Wednesday, June 27, 2007
I was sitting in the examination room at the MedSport Clinic in Ann Arbor with my son, and he objected to my reading People. He handed me instead a magazine with the enticing title of Successful Farming (it was that or Teen Vogue). I thought the classifieds had some interesting entries. One was for "After Dinner Speaker", guaranteeing "overall wit and wisdom." I thought I could do that.
There was also this:
Wanted JD Combine Operators, and Kenworth Truck Drivers for 2007 harvest. May to November. Willing to train. Grove Harvesting. [phone numbers].
I'm assuming JD equals John Deere, but I thought it was cool anyway. (When I showed it to my son, he said "Soylent Green is lawyers!")

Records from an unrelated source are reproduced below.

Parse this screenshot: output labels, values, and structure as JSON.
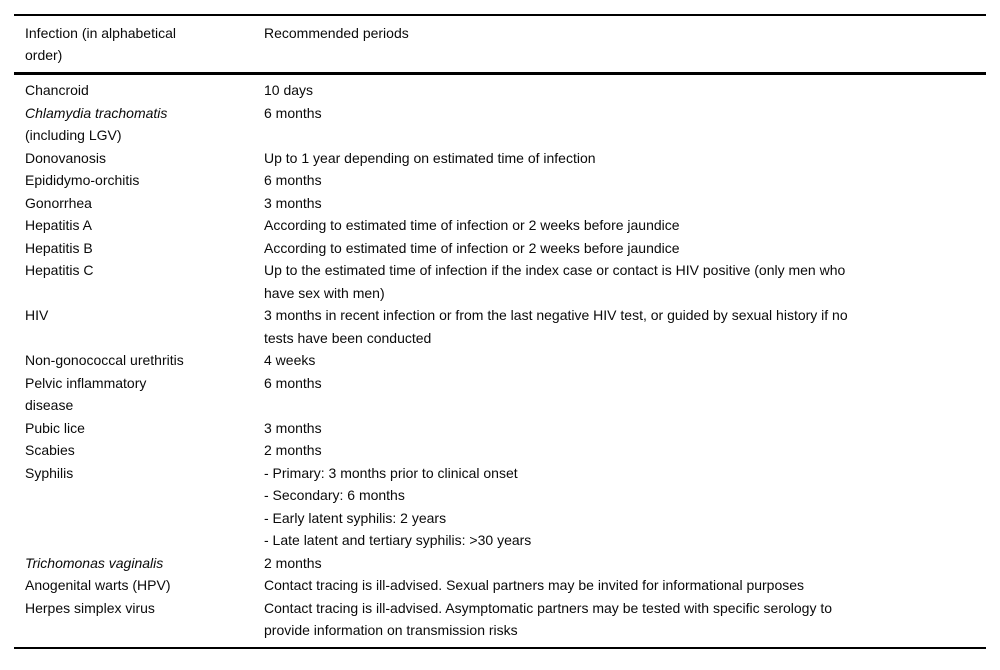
{
  "table": {
    "headers": {
      "infection": "Infection (in alphabetical\norder)",
      "periods": "Recommended periods"
    },
    "rows": [
      {
        "name": "Chancroid",
        "period": "10 days"
      },
      {
        "name": "Chlamydia trachomatis",
        "name_suffix": "(including LGV)",
        "period": "6 months"
      },
      {
        "name": "Donovanosis",
        "period": "Up to 1 year depending on estimated time of infection"
      },
      {
        "name": "Epididymo-orchitis",
        "period": "6 months"
      },
      {
        "name": "Gonorrhea",
        "period": "3 months"
      },
      {
        "name": "Hepatitis A",
        "period": "According to estimated time of infection or 2 weeks before jaundice"
      },
      {
        "name": "Hepatitis B",
        "period": "According to estimated time of infection or 2 weeks before jaundice"
      },
      {
        "name": "Hepatitis C",
        "period": "Up to the estimated time of infection if the index case or contact is HIV positive (only men who\nhave sex with men)"
      },
      {
        "name": "HIV",
        "period": "3 months in recent infection or from the last negative HIV test, or guided by sexual history if no\ntests have been conducted"
      },
      {
        "name": "Non-gonococcal urethritis",
        "period": "4 weeks"
      },
      {
        "name": "Pelvic inflammatory\ndisease",
        "period": "6 months"
      },
      {
        "name": "Pubic lice",
        "period": "3 months"
      },
      {
        "name": "Scabies",
        "period": "2 months"
      },
      {
        "name": "Syphilis",
        "period": "- Primary: 3 months prior to clinical onset\n- Secondary: 6 months\n- Early latent syphilis: 2 years\n- Late latent and tertiary syphilis: >30 years"
      },
      {
        "name": "Trichomonas vaginalis",
        "period": "2 months"
      },
      {
        "name": "Anogenital warts (HPV)",
        "period": "Contact tracing is ill-advised. Sexual partners may be invited for informational purposes"
      },
      {
        "name": "Herpes simplex virus",
        "period": "Contact tracing is ill-advised. Asymptomatic partners may be tested with specific serology to\nprovide information on transmission risks"
      }
    ]
  }
}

ADDENDUM: One other thing. I have typical male-pattern blindness (ask my wife), but in some circumstances I can get hyper-observant. There was a "pain guide" on the wall by which you were supposed to estimate pain level. Zero pain was signified by a full grin Smiley Face. At full bore pain of ten, the Smiley Face was in sheer torture, its mouth shaping a scream and tears running down its yellow visage. But the neutral Smiley Face was at about six, and even at two, which was "moderate pain," the Smiley Face still had a half-grin. I thought there was something wrong with a chart that had the Smiley Face smiling at any pain.